Holley and an assistant then went around the room with a handheld microphone, to get comments from both UWF faculty and staff. First up, Raid Amin, a mathematics professor for 28 years. His issue is academic respectability.
“There has to be a very strong team between the president, provost, and vice president of academic affairs,” said Amin. “I don’t want to see a president who shifts the academic burden, 100%, to the provost. It has to be a team; someone we can look up to.”

Also speaking was Kali Richardson, a senior at UWF. In three to five years, he would like to see a president who does more to cultivate students’ growth as individuals.

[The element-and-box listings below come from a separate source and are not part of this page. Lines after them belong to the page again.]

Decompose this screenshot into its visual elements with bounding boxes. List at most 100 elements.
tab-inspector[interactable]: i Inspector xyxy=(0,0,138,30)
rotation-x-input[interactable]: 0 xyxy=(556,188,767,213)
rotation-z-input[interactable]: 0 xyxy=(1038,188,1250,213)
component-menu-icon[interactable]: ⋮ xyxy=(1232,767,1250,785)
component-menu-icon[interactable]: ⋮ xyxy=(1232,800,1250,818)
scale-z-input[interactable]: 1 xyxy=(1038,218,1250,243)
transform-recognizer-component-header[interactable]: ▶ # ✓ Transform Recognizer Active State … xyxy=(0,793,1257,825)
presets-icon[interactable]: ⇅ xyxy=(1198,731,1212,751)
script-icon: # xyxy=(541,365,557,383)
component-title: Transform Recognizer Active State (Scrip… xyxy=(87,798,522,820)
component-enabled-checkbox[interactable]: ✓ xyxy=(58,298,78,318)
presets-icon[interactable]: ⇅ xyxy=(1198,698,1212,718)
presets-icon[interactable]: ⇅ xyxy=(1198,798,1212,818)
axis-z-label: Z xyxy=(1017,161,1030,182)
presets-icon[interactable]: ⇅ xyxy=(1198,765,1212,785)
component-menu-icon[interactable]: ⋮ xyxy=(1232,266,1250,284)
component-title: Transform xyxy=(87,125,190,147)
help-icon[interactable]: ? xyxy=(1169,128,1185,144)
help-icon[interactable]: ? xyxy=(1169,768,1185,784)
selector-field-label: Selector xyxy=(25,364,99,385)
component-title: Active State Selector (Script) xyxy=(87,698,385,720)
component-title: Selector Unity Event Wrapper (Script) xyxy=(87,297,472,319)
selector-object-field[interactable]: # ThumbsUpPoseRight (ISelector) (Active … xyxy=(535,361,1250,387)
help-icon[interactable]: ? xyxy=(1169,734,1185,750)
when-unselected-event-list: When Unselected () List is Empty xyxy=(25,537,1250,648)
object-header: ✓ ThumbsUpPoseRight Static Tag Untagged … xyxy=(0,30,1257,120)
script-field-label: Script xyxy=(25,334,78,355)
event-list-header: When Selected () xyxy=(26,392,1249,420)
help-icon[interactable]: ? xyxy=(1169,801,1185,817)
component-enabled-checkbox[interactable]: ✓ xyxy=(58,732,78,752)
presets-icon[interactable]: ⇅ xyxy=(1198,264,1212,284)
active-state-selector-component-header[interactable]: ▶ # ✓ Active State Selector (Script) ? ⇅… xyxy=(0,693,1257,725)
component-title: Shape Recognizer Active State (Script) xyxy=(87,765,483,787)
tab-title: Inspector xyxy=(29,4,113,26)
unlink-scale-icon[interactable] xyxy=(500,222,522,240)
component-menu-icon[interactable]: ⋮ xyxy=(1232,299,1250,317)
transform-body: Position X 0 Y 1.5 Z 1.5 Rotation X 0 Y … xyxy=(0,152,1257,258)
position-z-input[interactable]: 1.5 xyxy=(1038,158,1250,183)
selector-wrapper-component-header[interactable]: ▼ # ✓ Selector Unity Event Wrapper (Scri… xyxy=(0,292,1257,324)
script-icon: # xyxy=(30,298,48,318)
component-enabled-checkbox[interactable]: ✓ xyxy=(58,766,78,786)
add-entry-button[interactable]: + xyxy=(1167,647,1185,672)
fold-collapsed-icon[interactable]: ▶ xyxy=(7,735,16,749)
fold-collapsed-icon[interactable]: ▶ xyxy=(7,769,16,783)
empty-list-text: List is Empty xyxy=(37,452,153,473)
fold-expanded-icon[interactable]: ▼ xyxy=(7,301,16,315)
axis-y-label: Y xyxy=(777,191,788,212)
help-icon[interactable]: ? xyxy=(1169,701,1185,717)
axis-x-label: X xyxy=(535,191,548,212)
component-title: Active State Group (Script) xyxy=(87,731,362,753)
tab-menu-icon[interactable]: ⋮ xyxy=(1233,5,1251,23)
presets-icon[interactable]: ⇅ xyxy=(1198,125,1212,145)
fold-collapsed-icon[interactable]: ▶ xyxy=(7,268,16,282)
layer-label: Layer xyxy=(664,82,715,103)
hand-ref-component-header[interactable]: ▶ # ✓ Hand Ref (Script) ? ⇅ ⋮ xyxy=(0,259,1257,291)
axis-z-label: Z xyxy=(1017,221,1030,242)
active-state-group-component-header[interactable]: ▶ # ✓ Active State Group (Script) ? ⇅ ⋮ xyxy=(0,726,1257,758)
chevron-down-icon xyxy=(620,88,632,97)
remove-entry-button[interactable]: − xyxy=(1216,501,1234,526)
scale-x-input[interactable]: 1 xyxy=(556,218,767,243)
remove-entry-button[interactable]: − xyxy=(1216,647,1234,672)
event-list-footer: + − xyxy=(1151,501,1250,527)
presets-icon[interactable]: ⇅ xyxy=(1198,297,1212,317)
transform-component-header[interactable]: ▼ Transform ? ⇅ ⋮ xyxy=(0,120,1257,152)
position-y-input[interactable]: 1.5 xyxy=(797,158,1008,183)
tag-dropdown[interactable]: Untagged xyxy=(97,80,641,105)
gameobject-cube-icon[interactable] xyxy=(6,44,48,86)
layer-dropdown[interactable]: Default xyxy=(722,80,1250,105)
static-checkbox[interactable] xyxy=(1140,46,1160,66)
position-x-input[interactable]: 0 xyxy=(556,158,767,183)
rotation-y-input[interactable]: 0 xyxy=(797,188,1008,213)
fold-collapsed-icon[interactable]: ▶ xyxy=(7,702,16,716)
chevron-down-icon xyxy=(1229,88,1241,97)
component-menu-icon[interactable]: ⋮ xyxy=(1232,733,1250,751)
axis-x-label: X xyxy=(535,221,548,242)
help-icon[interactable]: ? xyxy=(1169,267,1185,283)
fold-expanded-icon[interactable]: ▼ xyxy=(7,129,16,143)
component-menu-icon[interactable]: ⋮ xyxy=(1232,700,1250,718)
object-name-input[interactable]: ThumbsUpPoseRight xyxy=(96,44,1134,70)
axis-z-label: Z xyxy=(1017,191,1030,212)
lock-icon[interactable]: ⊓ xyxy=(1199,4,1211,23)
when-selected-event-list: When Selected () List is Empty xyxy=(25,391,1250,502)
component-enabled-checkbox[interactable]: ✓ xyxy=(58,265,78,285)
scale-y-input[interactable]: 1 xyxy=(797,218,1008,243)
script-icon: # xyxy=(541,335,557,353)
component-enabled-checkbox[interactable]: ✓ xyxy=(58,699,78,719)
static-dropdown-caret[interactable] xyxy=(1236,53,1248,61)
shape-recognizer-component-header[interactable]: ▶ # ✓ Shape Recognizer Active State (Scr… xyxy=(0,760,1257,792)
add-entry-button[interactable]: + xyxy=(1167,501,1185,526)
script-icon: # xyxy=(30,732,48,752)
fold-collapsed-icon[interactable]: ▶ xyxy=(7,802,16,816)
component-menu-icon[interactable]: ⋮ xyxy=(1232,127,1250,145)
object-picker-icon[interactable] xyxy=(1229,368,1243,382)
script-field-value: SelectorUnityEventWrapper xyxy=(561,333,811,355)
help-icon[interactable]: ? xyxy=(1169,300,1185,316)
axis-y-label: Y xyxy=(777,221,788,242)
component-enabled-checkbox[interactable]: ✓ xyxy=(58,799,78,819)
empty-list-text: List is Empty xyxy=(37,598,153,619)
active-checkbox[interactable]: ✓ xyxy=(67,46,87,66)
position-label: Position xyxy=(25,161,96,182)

“We have but a short time here to become – just like the individuals in this room – great one day when we grow up,” Richardson said. “So there are some things we’d like to see, as well as the challenges they face. “Diversity on predominately white institutions is a severe issue.

John Fink teaches creative writing, and is chief contract negotiator for the UWF faculty. He said during the school’s 50 years, there’s been growth that is leading to a question about identity.

“On one hand, we’re a regional, comprehensive university that’s required to serve a vast student population,” said Fink. “At the same time our Carnegie classification is [that] of a doctoral research university. I think it will be essential for our next president to be aware of that institutional history.”

Answering the fourth question – what makes you proud of the university – was Susan James from the teacher education and educational leadership department. Her pride is focused on her colleagues.

“What I’m seeing in the service that they’re doing in the community,” said James. “The professors work in the schools. We started a national writing project here this year. [We] just finished a Promise Zone grant and hopefully will help the kids on the west side of town. I have a great amount of pride in that.”

The second forum is set for Tuesday at 10 a.m., again at the UWF Commons Auditorium in Building 22. 

The applications are not expected to be opened until June. If all goes as planned, a new president is scheduled to be named by the end of September, after salary negotiations are completed.